Under coach Kyle Shanahan and G.M. John Lynch, it took the 49ers six years to find an answer at the quarterback position. Now that they have one, it feels as if they’re preparing to grossly overpay him.
This isn’t an anti-Brock Purdy take. It’s a realistic assessment of the market, the salary cap, and Purdy’s value if/when he were available to be signed by any other team.
None of that really matters, however. Because the 49ers seem to have willingly painted themselves into a corner, while also making their haphazard brushwork a built-in excuse for the regression to come.
They reportedly opened the talks at $45 million per year. That’s high for a starter. It points to a final deal that starts with a five.
Here’s what else points to Purdy joining the $50 million per year club: Owner Jed York admitted that Purdy is a top-10 quarterback. Eagles quarterback Jalen Hurts is currently the tenth highest-paid quarterback, at $51 million per year.
The 49ers reportedly have undergone an “organizational reset,” sparked by splurging on other players who perhaps didn’t live up to the contracts. It sure doesn’t sound that way as to Purdy.
York treats it as an inevitability, as a subject on which the team has no choice. The quarterback has earned a massive, market-level contract. Which means they have to tighten the belt elsewhere. And they’re saying so.
It doesn’t have to be that way. The 49ers have leverage. Purdy is under contract for $5.3 million this year. The franchise tag for the quarterback position is currently $40.241 million.
The 49ers could do what the Cowboys did with Dak Prescott. Squat on the fourth year of his contract, tag him once, and then either pay him or tag him twice, knowing that he’ll become a free agent after the second tag.
Yes, the Cowboys ultimately waited too long to pay Dak. In this case, maybe the 49ers aren’t waiting long enough.
What would Purdy get on the open market? It’s a fair question. And if the answer is he’d get less than whatever the 49ers seem to be preparing to pay him, why are the 49ers preparing to pay him that much money?
After York admitted that Purdy is a top-10 quarterback (others would put him in the top-15, at best), York added this qualifier: “when you combine him with Kyle and what we have.” Yes, Kyle has a lot to do with it.
If Purdy’s top-15ish performances are fueled by Shanahan’s expertise in designing and calling plays, why should the 49ers give Purdy a top-10 contract?

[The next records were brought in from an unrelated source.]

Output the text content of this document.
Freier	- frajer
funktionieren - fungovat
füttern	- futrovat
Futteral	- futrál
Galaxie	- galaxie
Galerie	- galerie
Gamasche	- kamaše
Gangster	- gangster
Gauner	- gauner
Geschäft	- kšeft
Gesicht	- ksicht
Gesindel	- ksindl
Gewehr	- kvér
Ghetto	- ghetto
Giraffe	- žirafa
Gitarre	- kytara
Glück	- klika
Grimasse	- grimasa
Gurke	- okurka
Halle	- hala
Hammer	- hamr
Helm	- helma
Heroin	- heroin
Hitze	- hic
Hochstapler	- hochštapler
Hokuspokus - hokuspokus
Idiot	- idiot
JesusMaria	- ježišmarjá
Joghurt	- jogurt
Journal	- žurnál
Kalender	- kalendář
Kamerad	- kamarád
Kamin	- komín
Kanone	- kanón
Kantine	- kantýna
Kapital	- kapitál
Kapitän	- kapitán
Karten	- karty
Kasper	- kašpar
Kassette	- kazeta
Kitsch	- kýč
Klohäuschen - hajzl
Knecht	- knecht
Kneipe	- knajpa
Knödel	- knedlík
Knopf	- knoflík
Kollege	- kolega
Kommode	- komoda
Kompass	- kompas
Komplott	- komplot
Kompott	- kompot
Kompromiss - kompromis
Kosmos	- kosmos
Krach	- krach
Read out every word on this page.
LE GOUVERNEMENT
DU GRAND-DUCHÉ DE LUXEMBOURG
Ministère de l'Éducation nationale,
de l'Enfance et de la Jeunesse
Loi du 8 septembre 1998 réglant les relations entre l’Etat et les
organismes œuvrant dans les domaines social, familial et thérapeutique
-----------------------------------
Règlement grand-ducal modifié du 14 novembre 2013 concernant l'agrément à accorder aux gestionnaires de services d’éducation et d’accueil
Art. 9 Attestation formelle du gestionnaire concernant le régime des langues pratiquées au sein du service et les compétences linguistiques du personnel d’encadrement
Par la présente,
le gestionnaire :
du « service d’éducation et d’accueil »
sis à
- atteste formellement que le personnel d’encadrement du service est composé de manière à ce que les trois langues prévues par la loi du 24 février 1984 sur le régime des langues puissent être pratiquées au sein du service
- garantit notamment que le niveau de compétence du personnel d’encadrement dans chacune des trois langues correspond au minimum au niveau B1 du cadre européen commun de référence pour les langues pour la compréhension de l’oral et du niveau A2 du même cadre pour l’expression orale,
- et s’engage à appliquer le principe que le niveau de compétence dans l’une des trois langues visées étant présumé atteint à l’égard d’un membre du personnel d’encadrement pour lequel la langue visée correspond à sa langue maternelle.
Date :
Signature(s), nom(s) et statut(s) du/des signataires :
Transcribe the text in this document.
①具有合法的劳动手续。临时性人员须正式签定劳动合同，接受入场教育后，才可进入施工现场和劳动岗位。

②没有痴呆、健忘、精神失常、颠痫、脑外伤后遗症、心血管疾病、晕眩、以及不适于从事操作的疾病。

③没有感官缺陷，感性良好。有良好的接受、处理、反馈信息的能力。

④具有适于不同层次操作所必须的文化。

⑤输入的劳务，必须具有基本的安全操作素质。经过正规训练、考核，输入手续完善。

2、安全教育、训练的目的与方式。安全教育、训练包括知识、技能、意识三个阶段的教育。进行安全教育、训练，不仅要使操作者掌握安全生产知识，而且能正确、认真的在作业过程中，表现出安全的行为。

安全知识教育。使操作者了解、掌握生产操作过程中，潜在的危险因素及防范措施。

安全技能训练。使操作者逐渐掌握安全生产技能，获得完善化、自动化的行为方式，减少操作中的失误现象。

The counter to that is simple. They’ve struggled to find an answer at the position. Jimmy Garoppolo ultimately failed. Trey Lance flamed out. And let’s not forget that they passed on Patrick Mahomes, because Shanahan was waiting for Kirk Cousins.
Still, the 49ers now have Mac Jones. The guy Shanahan supposedly wanted when the 49ers traded up to No. 3 in 2021. Why rush to fill Purdy’s pockets with more money than the last pick in the draft could ever dream to make when there are options?
And when it’s still possible that Purdy’s performances will slip to top-20 with the shifts in the roster sparked by the decision to give him perhaps much more than they should.
We firmly believe the best players should be paid the most money. Mahomes. Josh Allen. Lamar Jackson. Joe Burrow. We also don’t believe Purdy is in that conversation yet — and that he might never be.